Want something a little more grounded? Check out Bard RPG. I knew the designer had a psychology background before reading their bio, mainly because the characters are based on the Jungian archetypes. The mechanics all build up to story elements, with ‘story threads’. ‘plot points’, and ‘plot twists’ directly portrayed in the rules. While the mechanics go hard on non-diegetic, story facing elements, the actual structure of the game mostly sticks with the traditional player/GM split, calling the GM, as one would expect, the Narrator. I think this could be a really interesting approach to running a game, and keeping the traditional narrative split makes the whole thing a litmus test for people who claim that they don’t like story games.
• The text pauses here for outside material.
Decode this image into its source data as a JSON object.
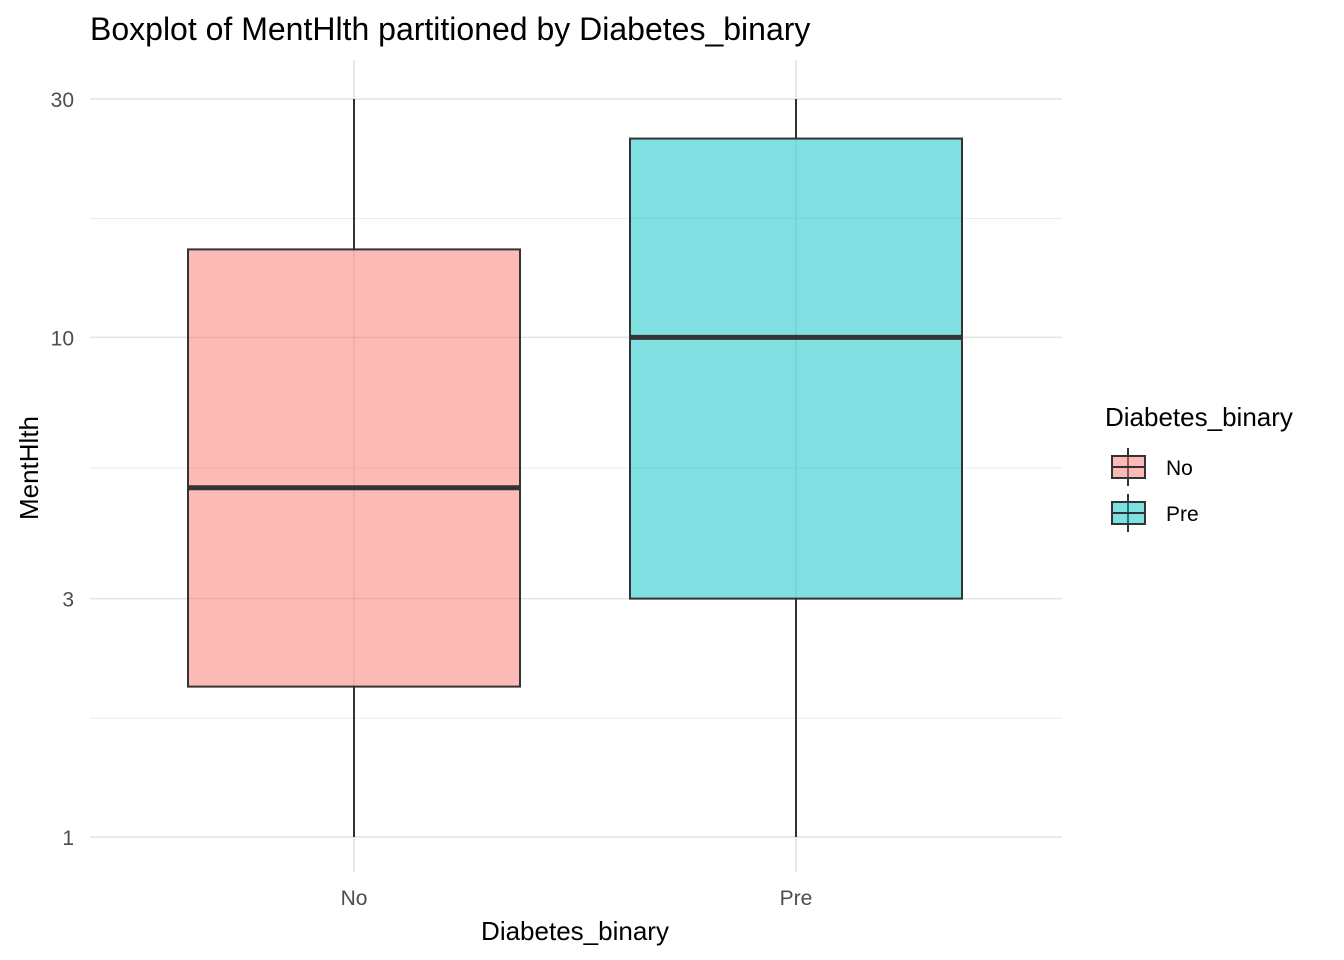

Looking among the small and forgotten campaigns for something new? Many very small Kickstarter campaigns are that way because they’re a bit unbaked, a bit derivative, or both. There are gems, though. Sitting at less than $800 at this writing and a bit more than half funded is Sins of the Adventurers. The concept of this one is intriguing: Monsters aren’t evil, it’s the adventurers and their magic who made them this way. There are monsters to overcome, but continuing the adventurers’ old ways will just perpetuate the cycle. Instead, each monster has a Core Solution, a nonviolent way to either bring them rest or return them to what they once were. While the campaign falls prey to the ‘more is more’ mode of marketing, trumpeting just how many classes and items it has, the underlying concept is really interesting and the game’s dedication towards representation is admirable.
There’s more, though! Wyrd Science is campaigning for their magazine’s third issue. The DUNGENERATOR is a deck of cards which lets you deal out dungeon layouts on the fly, and the designer is campaigning a second deck. Cepheus Deluxe is campaigning for a reprint of its system built on the Traveller retroclone Cepheus Engine. And there’s also Alchemistresses, a game about magical girls and feelings. Alchemistresses would normally go in with the standalone games (that’s what it is, after all), but I’ve gotten a hold of the designers, and have a bit more to say about this one. Check it out, of course, but also, watch this space.
With GenCon holding everyone’s attention, there’s some opportunities for the small and quirky games to come out and thrive. Whether it’s butter statues or plant girls, Jungian psychology or dead adventurers, there’s a lot new and different around the crowdfunding world this month. Once you look past the licensed board games and the fancy dice (and all the Fifth Edition stuff), there are unique ideas looking to find eyeballs, and good ones at that. Hope you’re staying cool this summer, and able to do some crowdfunding yourself. Don’t make too many pledges, though: Next month is ZineQuest, and we’ll be covering it here in the Crowdfunding Carnival!